Diego Costa da Silva Araujo, 27, estudante de história espancado por outros alunos no campus de filosofia da UFRJ (Universidade Federal do Rio de Janeiro), afirma temer voltar ao local onde foi agredido há uma semana, no último dia 25, e diz que teve a trajetória acadêmica interrompida pelo episódio.
O caso colocou a diretoria da universidade sob tensão. Questionada sobre as consequências do episódio, a UFRJ tem respondido que instaurou uma sindicância para apurar o caso e identificar eventuais responsabilidades. Diz ainda que não vai se antecipar sobre possíveis sanções.
Internamente, tenta criar cartilhas para que servidores possam conter eventuais situações semelhantes. O caso também é investigado pela Polícia Civil.
Araujo vestia uma camiseta da banda britânica de pós-punk Death in June, com a estampa de uma caveira similar à Totenkopf, o símbolo usado por tropas nazistas na Segunda Guerra Mundial. Na jaqueta, o estudante exibia um broche antinazista - uma suástica riscada em vermelho na diagonal.
Os alunos que o acusaram interromperam a aula e o abordaram. Araujo diz que tentou explicar que a camiseta representava a subversão dos símbolos autoritários e que o botão junto à jaqueta deixava claro que ele não era nazista. Retirado para fora, como mostram vídeos gravados por alunos, Araujo foi agredido por pelo menos uma dezena de pessoas nas dependências da faculdade e fora do campus.
"Caí numa armadilha", diz Araujo, "porque disseram para mim que havia uma viatura e um policial fora do prédio me esperando, e que me conduziriam à delegacia. Eu colaboro naquele momento porque acredito que não estou cometendo delito. Conseguiria conversar com os responsáveis da lei", conta.
Ele afirma que a professora que ministrava a aula não interrompeu a abordagem e as agressões e não impediu a entrada dos alunos. A reportagem enviou um email à professora com perguntas sobre o episódio, mas não houve resposta.

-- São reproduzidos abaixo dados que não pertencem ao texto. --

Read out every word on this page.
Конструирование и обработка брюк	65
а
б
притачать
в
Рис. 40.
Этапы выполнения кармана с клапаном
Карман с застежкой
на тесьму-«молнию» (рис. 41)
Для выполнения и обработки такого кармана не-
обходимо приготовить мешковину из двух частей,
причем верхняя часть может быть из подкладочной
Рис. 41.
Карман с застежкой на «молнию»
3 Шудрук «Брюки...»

Araujo diz também que nenhum outro aluno que acompanhava a aula o defendeu. Laudo do exame de corpo de delito no IML (Instituto Médico Legal) aponta que ele sofreu lesões na cabeça, nas coxas e nos joelhos.
"As pessoas estão tratando assuntos acadêmicos e políticos como se fosse um espetáculo. É como se eu não pudesse ler Olavo de Carvalho, por exemplo, ou algum ou outro autor que vai contra as minhas ideias, para conhecê-lo e criticá-lo. Para eles, tenho que escolher um lado, mas não vejo a sociedade dessa forma. A gente não vive no mundo maniqueísta", afirma.
Estaudantes mantém acusações e fazem manifestação
Estudantes da UFRJ identificados com os centros acadêmicos de história e ciências sociais, contudo, não recuaram da acusação de que Diego Araujo fez apologia do nazismo.
Os dois lados —o do estudante agredido e o dos que defendem que houve apologia— dizem não ter sido acolhidos pela universidade.
"A gente considera que houve apologia do nazismo, o que é uma agressão a todos os corpos que foram exterminados e aniquilados por esse regime", diz Yuri Anekya, representante do Cacs (Centro Acadêmico de Ciências Sociais).
"Não teve nenhuma intervenção de qualquer servidor, inclusive por isso a gente tem reforçado a necessidade de um protocolo. Havia somente um segurança", diz Anekya.
O Ifcs, instituto onde houve a agressão, compilou em uma cartilha regras para situações de conflito. A orientação impede que professores e estudantes façam contenção física ou condução à força de pessoas para fora do campus. Diz que a retirada de pessoas de um prédio público deve ser solicitada se tiver fundamento objetivo, como risco à segurança ou perturbação da ordem.
Os alunos que participaram das agressões afirmam que Araujo proferiu injúria racial contra Deivid Lima, estudante de direito que deu a ele voz de prisão na sala de aula por apologia do nazismo.
Lima afirmou ter sido chamado de "macaco" e agredido com puxões no cabelo. Araujo nega a injúria e diz ter se defendido do espancamento.
"Eu gostaria de voltar àquele espaço. É um ambiente que até então eu gostava, apesar dos pesares. Mas eu não me vejo no futuro conseguindo voltar a frequentar aquele prédio. Não só pelo estigma que eu vou carregar, mas principalmente por temer pela minha vida."